Developer Sarah Peck, owner of Progressive Housing Ventures, is seeking conditional use approval to build 70 residences on seven acres in East Caln, owned by Downingtown Borough. Downingtown uses this land as storage for its public works materials.
Victor Kelly, president of Commonwealth Engineers Inc., testified the company would treat the lake water on the seven-acre parcel. The water would flow from the site the way it normally would on a route commonly referred to as the “Mill Race.”
Sam Stretton, lawyer for Downingtown Councilwoman Ann Feldman, an opponent of the plan, said most of the arguments he made during a prior application will no longer be an issue.
Stretton said that opponents were not challenging the developer’s right to build the 70 homes on the property that is not parkland. He said they previously argued against the use of the park’s “fourth lake” for stormwater retention requirements, which is no longer a part of the plan.
“That takes away one of our major issues,” Stretton said.
The proposed plan is 70 percent open space; a township ordinance requires 40 percent.
Stretton asked Kelly if it was common for private developers to use public parkland for its open space requirements. Louis Colagreco, the developer’s lawyer, objected and said such arguments “keep pretending that the Borough of Downingtown is not an applicant.” Colagreco said that because Downingtown Borough is an applicant along with the developers, it is permitted to use land that it owns for open space.
“We say a private developer’s open space requirements, but the borough is also an applicant, it’s a part of this development application,” Colagreco said. “So the borough is using its land in conjunction with this development. We will concede that.”
Stretton said that is his argument, that the borough is using its Kardon Park land to satisfy the open space requirement.

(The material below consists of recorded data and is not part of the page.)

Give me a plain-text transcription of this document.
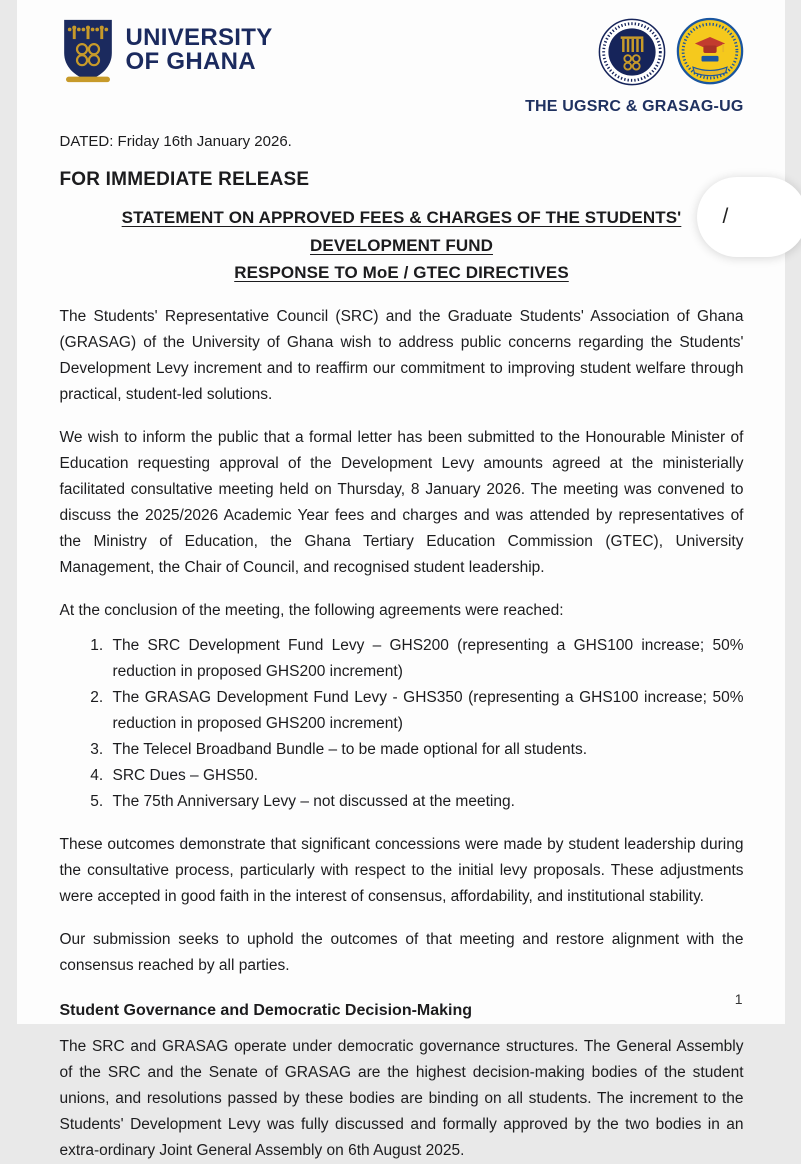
UNIVERSITY
OF GHANA
THE UGSRC & GRASAG-UG
DATED: Friday 16th January 2026.
FOR IMMEDIATE RELEASE
STATEMENT ON APPROVED FEES & CHARGES OF THE STUDENTS'
DEVELOPMENT FUND
RESPONSE TO MoE / GTEC DIRECTIVES

The Students' Representative Council (SRC) and the Graduate Students' Association of Ghana (GRASAG) of the University of Ghana wish to address public concerns regarding the Students' Development Levy increment and to reaffirm our commitment to improving student welfare through practical, student-led solutions.

We wish to inform the public that a formal letter has been submitted to the Honourable Minister of Education requesting approval of the Development Levy amounts agreed at the ministerially facilitated consultative meeting held on Thursday, 8 January 2026. The meeting was convened to discuss the 2025/2026 Academic Year fees and charges and was attended by representatives of the Ministry of Education, the Ghana Tertiary Education Commission (GTEC), University Management, the Chair of Council, and recognised student leadership.

At the conclusion of the meeting, the following agreements were reached:

1. The SRC Development Fund Levy – GHS200 (representing a GHS100 increase; 50% reduction in proposed GHS200 increment)
2. The GRASAG Development Fund Levy - GHS350 (representing a GHS100 increase; 50% reduction in proposed GHS200 increment)
3. The Telecel Broadband Bundle – to be made optional for all students.
4. SRC Dues – GHS50.
5. The 75th Anniversary Levy – not discussed at the meeting.

These outcomes demonstrate that significant concessions were made by student leadership during the consultative process, particularly with respect to the initial levy proposals. These adjustments were accepted in good faith in the interest of consensus, affordability, and institutional stability.

Our submission seeks to uphold the outcomes of that meeting and restore alignment with the consensus reached by all parties.

Student Governance and Democratic Decision-Making

The SRC and GRASAG operate under democratic governance structures. The General Assembly of the SRC and the Senate of GRASAG are the highest decision-making bodies of the student unions, and resolutions passed by these bodies are binding on all students. The increment to the Students' Development Levy was fully discussed and formally approved by the two bodies in an extra-ordinary Joint General Assembly on 6th August 2025.

/
1
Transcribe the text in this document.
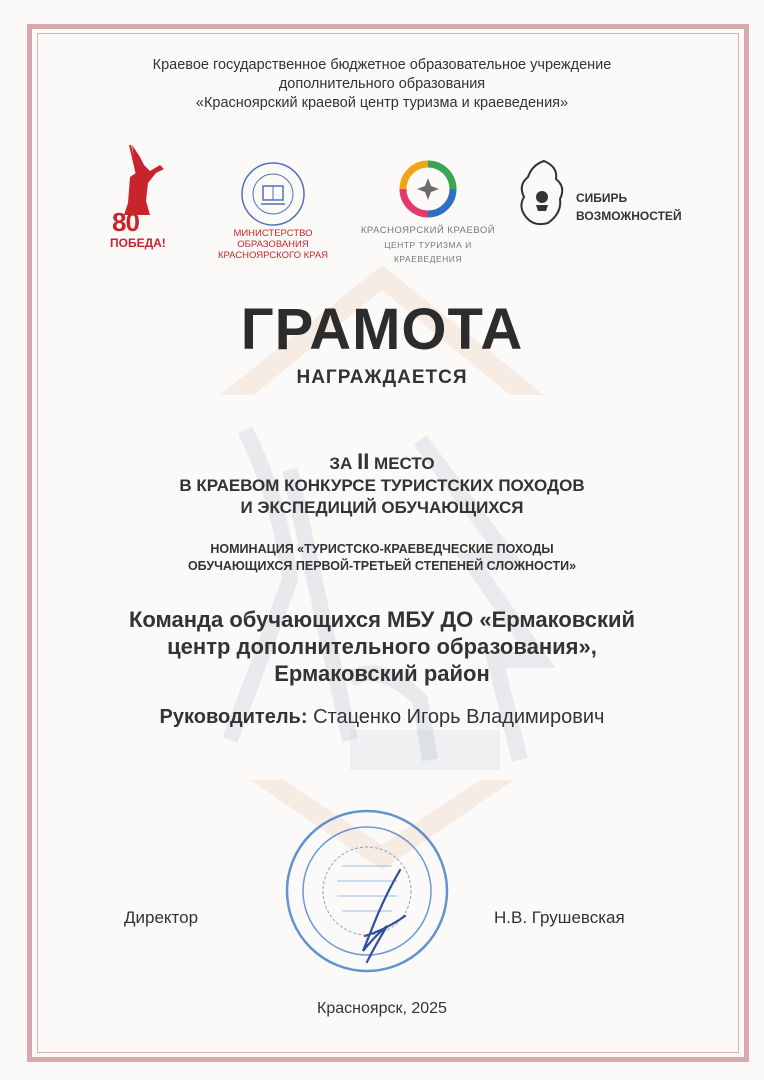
Краевое государственное бюджетное образовательное учреждение
дополнительного образования
«Красноярский краевой центр туризма и краеведения»
80
ПОБЕДА!
МИНИСТЕРСТВО
ОБРАЗОВАНИЯ
КРАСНОЯРСКОГО КРАЯ
КРАСНОЯРСКИЙ КРАЕВОЙ
ЦЕНТР ТУРИЗМА И КРАЕВЕДЕНИЯ
СИБИРЬ
ВОЗМОЖНОСТЕЙ
ГРАМОТА
НАГРАЖДАЕТСЯ
ЗА II МЕСТО
В КРАЕВОМ КОНКУРСЕ ТУРИСТСКИХ ПОХОДОВ
И ЭКСПЕДИЦИЙ ОБУЧАЮЩИХСЯ
НОМИНАЦИЯ «ТУРИСТСКО-КРАЕВЕДЧЕСКИЕ ПОХОДЫ
ОБУЧАЮЩИХСЯ ПЕРВОЙ-ТРЕТЬЕЙ СТЕПЕНЕЙ СЛОЖНОСТИ»
Команда обучающихся МБУ ДО «Ермаковский
центр дополнительного образования»,
Ермаковский район
Руководитель: Стаценко Игорь Владимирович
Директор	Н.В. Грушевская
Красноярск, 2025
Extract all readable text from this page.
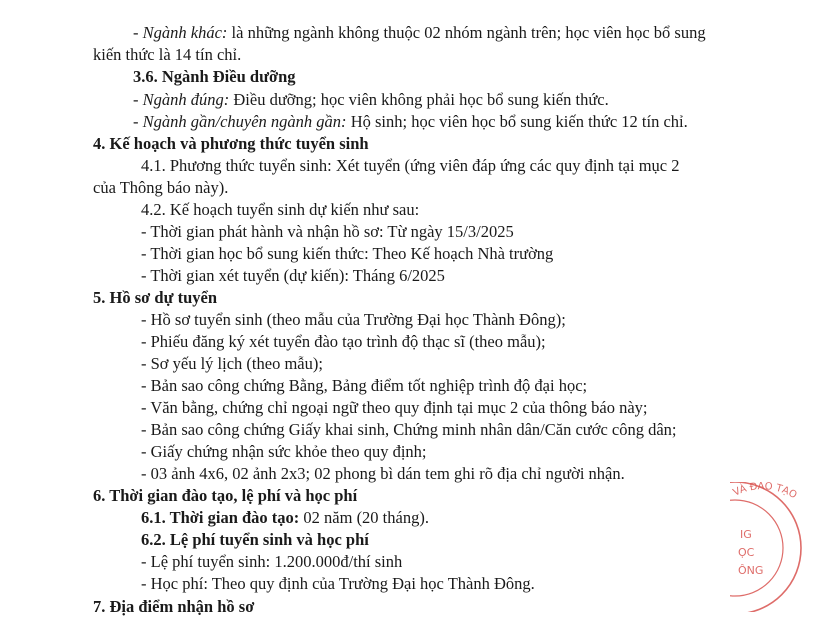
- Ngành khác: là những ngành không thuộc 02 nhóm ngành trên; học viên học bổ sung
kiến thức là 14 tín chỉ.
3.6. Ngành Điều dưỡng
- Ngành đúng: Điều dưỡng; học viên không phải học bổ sung kiến thức.
- Ngành gần/chuyên ngành gần: Hộ sinh; học viên học bổ sung kiến thức 12 tín chỉ.
4. Kế hoạch và phương thức tuyển sinh
4.1. Phương thức tuyển sinh: Xét tuyển (ứng viên đáp ứng các quy định tại mục 2
của Thông báo này).
4.2. Kế hoạch tuyển sinh dự kiến như sau:
- Thời gian phát hành và nhận hồ sơ: Từ ngày 15/3/2025
- Thời gian học bổ sung kiến thức: Theo Kế hoạch Nhà trường
- Thời gian xét tuyển (dự kiến): Tháng 6/2025
5. Hồ sơ dự tuyển
- Hồ sơ tuyển sinh (theo mẫu của Trường Đại học Thành Đông);
- Phiếu đăng ký xét tuyển đào tạo trình độ thạc sĩ (theo mẫu);
- Sơ yếu lý lịch (theo mẫu);
- Bản sao công chứng Bằng, Bảng điểm tốt nghiệp trình độ đại học;
- Văn bằng, chứng chỉ ngoại ngữ theo quy định tại mục 2 của thông báo này;
- Bản sao công chứng Giấy khai sinh, Chứng minh nhân dân/Căn cước công dân;
- Giấy chứng nhận sức khỏe theo quy định;
- 03 ảnh 4x6, 02 ảnh 2x3; 02 phong bì dán tem ghi rõ địa chỉ người nhận.
6. Thời gian đào tạo, lệ phí và học phí
6.1. Thời gian đào tạo: 02 năm (20 tháng).
6.2. Lệ phí tuyển sinh và học phí
- Lệ phí tuyển sinh: 1.200.000đ/thí sinh
- Học phí: Theo quy định của Trường Đại học Thành Đông.
7. Địa điểm nhận hồ sơ
VÀ ĐÀO TẠO
IG
ỌC
ÔNG
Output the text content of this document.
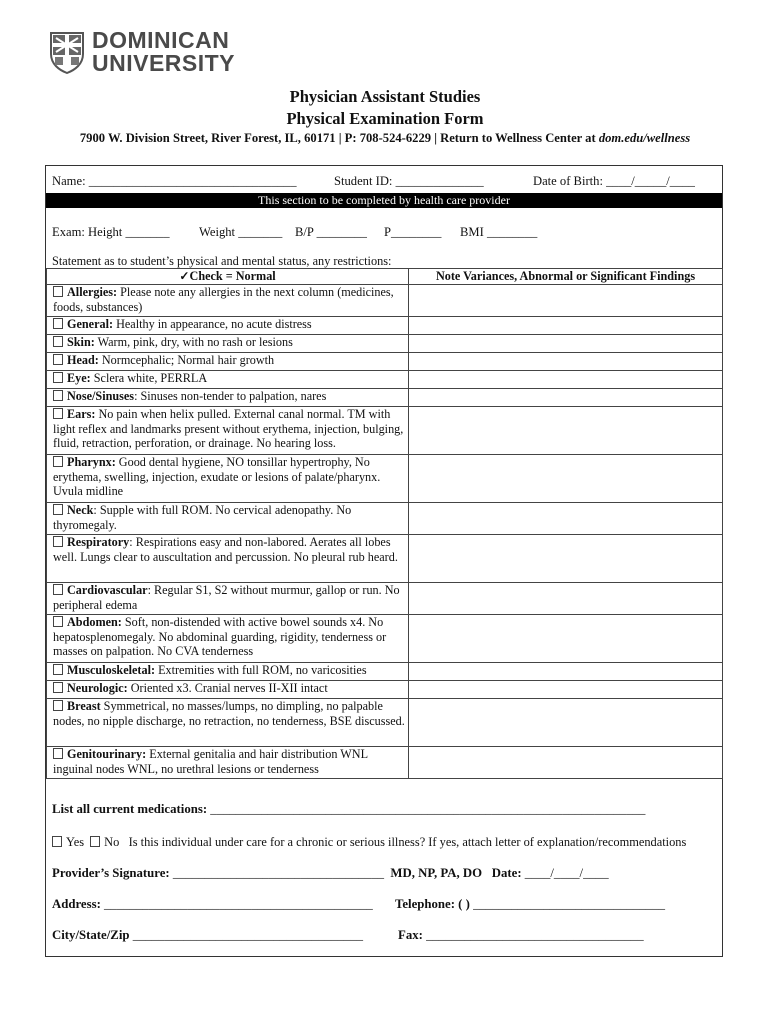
DOMINICAN
UNIVERSITY
Physician Assistant Studies
Physical Examination Form
7900 W. Division Street, River Forest, IL, 60171 | P: 708-524-6229 | Return to Wellness Center at dom.edu/wellness
Name: _________________________________	Student ID: ______________	Date of Birth: ____/_____/____
This section to be completed by health care provider
Exam: Height _______ Weight _______ B/P ________ P________ BMI ________
Statement as to student’s physical and mental status, any restrictions:
✓Check = Normal	Note Variances, Abnormal or Significant Findings
Allergies: Please note any allergies in the next column (medicines, foods, substances)	
General: Healthy in appearance, no acute distress	
Skin: Warm, pink, dry, with no rash or lesions	
Head: Normcephalic; Normal hair growth	
Eye: Sclera white, PERRLA	
Nose/Sinuses: Sinuses non-tender to palpation, nares	
Ears: No pain when helix pulled. External canal normal. TM with light reflex and landmarks present without erythema, injection, bulging, fluid, retraction, perforation, or drainage. No hearing loss.	
Pharynx: Good dental hygiene, NO tonsillar hypertrophy, No erythema, swelling, injection, exudate or lesions of palate/pharynx. Uvula midline	
Neck: Supple with full ROM. No cervical adenopathy. No thyromegaly.	
Respiratory: Respirations easy and non-labored. Aerates all lobes well. Lungs clear to auscultation and percussion. No pleural rub heard.	
Cardiovascular: Regular S1, S2 without murmur, gallop or run. No peripheral edema	
Abdomen: Soft, non-distended with active bowel sounds x4. No hepatosplenomegaly. No abdominal guarding, rigidity, tenderness or masses on palpation. No CVA tenderness	
Musculoskeletal: Extremities with full ROM, no varicosities	
Neurologic: Oriented x3. Cranial nerves II-XII intact	
Breast Symmetrical, no masses/lumps, no dimpling, no palpable nodes, no nipple discharge, no retraction, no tenderness, BSE discussed.	
Genitourinary: External genitalia and hair distribution WNL inguinal nodes WNL, no urethral lesions or tenderness	
List all current medications: ____________________________________________________________________
Yes No Is this individual under care for a chronic or serious illness? If yes, attach letter of explanation/recommendations
Provider’s Signature: _________________________________ MD, NP, PA, DO Date: ____/____/____
Address: __________________________________________ Telephone: ( ) ______________________________
City/State/Zip ____________________________________	Fax: __________________________________
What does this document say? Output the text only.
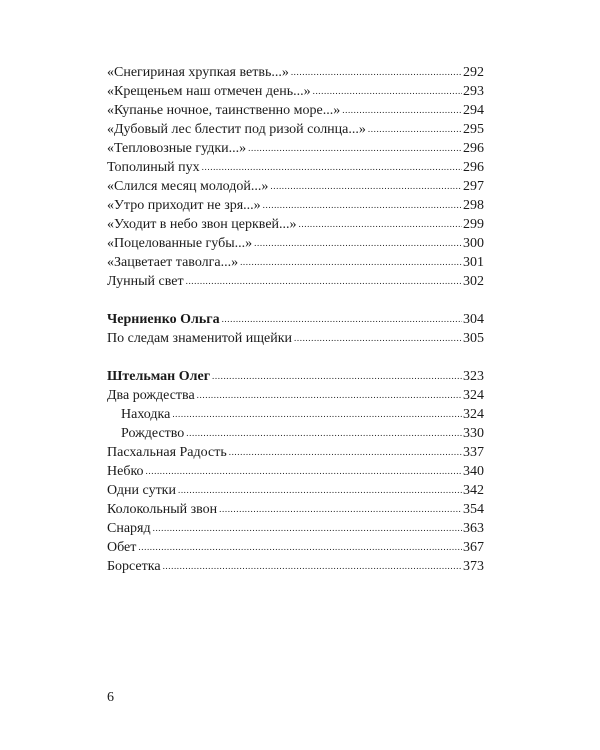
«Снегириная хрупкая ветвь...» .....	292
«Крещеньем наш отмечен день...» .....	293
«Купанье ночное, таинственно море...» .....	294
«Дубовый лес блестит под ризой солнца...» .....	295
«Тепловозные гудки...» .....	296
Тополиный пух .....	296
«Слился месяц молодой...» .....	297
«Утро приходит не зря...» .....	298
«Уходит в небо звон церквей...» .....	299
«Поцелованные губы...» .....	300
«Зацветает таволга...» .....	301
Лунный свет .....	302
Черниенко Ольга .....	304
По следам знаменитой ищейки .....	305
Штельман Олег .....	323
Два рождества .....	324
Находка .....	324
Рождество .....	330
Пасхальная Радость .....	337
Небко .....	340
Одни сутки .....	342
Колокольный звон .....	354
Снаряд .....	363
Обет .....	367
Борсетка .....	373
6
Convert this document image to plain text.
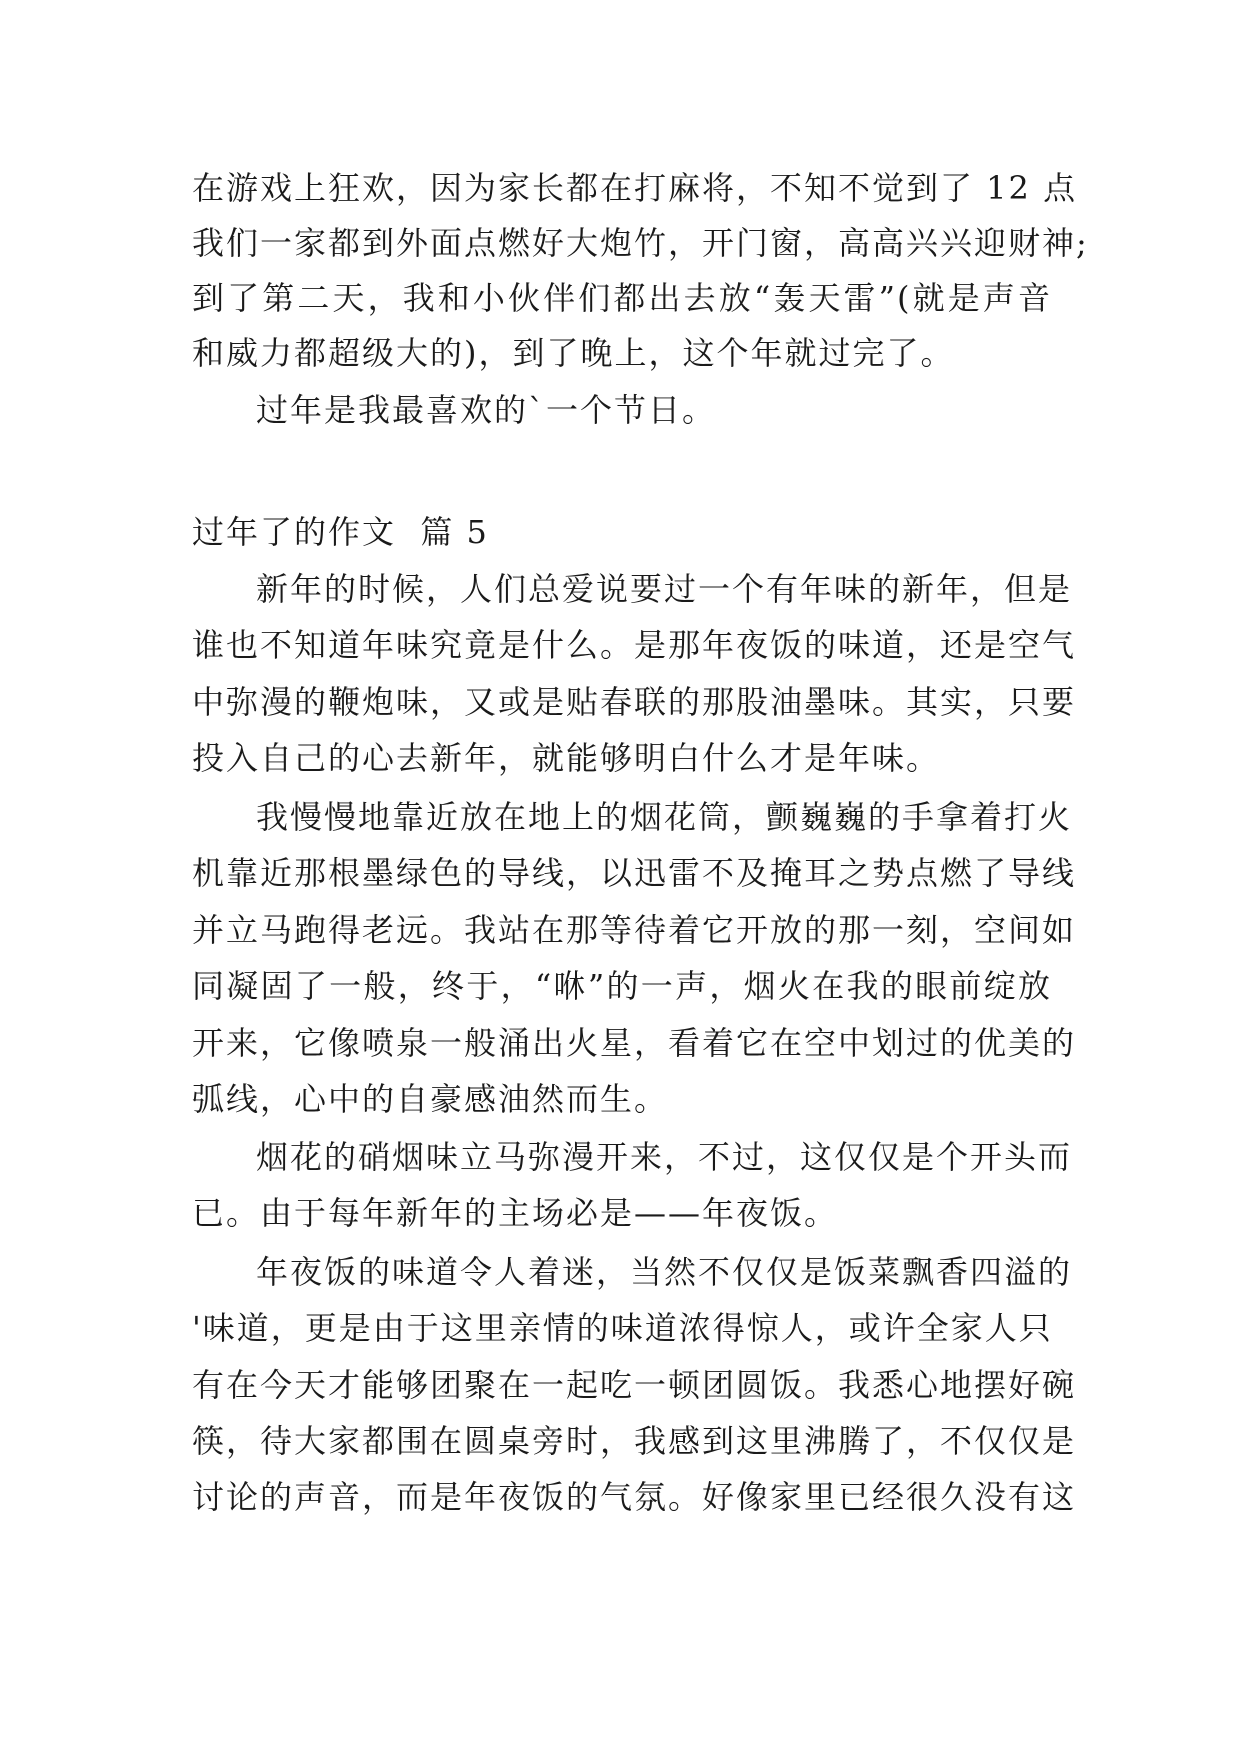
在游戏上狂欢，因为家长都在打麻将，不知不觉到了 12 点
我们一家都到外面点燃好大炮竹，开门窗，高高兴兴迎财神;
到了第二天，我和小伙伴们都出去放“轰天雷”(就是声音
和威力都超级大的)，到了晚上，这个年就过完了。
过年是我最喜欢的`一个节日。
过年了的作文  篇 5
新年的时候，人们总爱说要过一个有年味的新年，但是
谁也不知道年味究竟是什么。是那年夜饭的味道，还是空气
中弥漫的鞭炮味，又或是贴春联的那股油墨味。其实，只要
投入自己的心去新年，就能够明白什么才是年味。
我慢慢地靠近放在地上的烟花筒，颤巍巍的手拿着打火
机靠近那根墨绿色的导线，以迅雷不及掩耳之势点燃了导线
并立马跑得老远。我站在那等待着它开放的那一刻，空间如
同凝固了一般，终于，“咻”的一声，烟火在我的眼前绽放
开来，它像喷泉一般涌出火星，看着它在空中划过的优美的
弧线，心中的自豪感油然而生。
烟花的硝烟味立马弥漫开来，不过，这仅仅是个开头而
已。由于每年新年的主场必是——年夜饭。
年夜饭的味道令人着迷，当然不仅仅是饭菜飘香四溢的
'味道，更是由于这里亲情的味道浓得惊人，或许全家人只
有在今天才能够团聚在一起吃一顿团圆饭。我悉心地摆好碗
筷，待大家都围在圆桌旁时，我感到这里沸腾了，不仅仅是
讨论的声音，而是年夜饭的气氛。好像家里已经很久没有这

Kelly said he has worked on projects where open space owned by the township was used for open space requirements. When asked, he said he has not worked on developments where the land was being used as public park-
land and then the township used that parkland for developers’ open space requirements.
“I’m sure it’s been done,” said Kelly, who typically works with township land being sold to developers.
This development plan is part of a larger plan to build homes on the Kardon Park parkland. That portion of the land, which is located mostly in the borough, is in litigation.
Fred Lubnow, an environmental consultant for the developer, said during his testimony that the so-called fourth lake is affected by weed and alga biomass.
He said most of the alga is caused by a high concentration of phosphorus in the ponds. The developers are proposing to have his company improve the ponds. It is not required by the town- ship laws.
Lubnow, of Princeton Hydro in Exton, explained the company could reduce the “green cotton candy seen in a lake or pond.” He said the treatments would not cause problems with park use or the pond, but rather would enhance the pond and its appearance.
He said the dissolved oxygen concentration under the surface of the plants in the pond could be low, which could “trigger a fish kill.”
“Without maintaining or managing those weeds, getting them under control,” Lubnow said, “you could have more of a problem by just letting it go.”
The conditional use hearing will resume in front of the East Caln supervisors on Friday, Nov. 14 at 10 a.m. at the township building, at 110 Bell Tavern Road.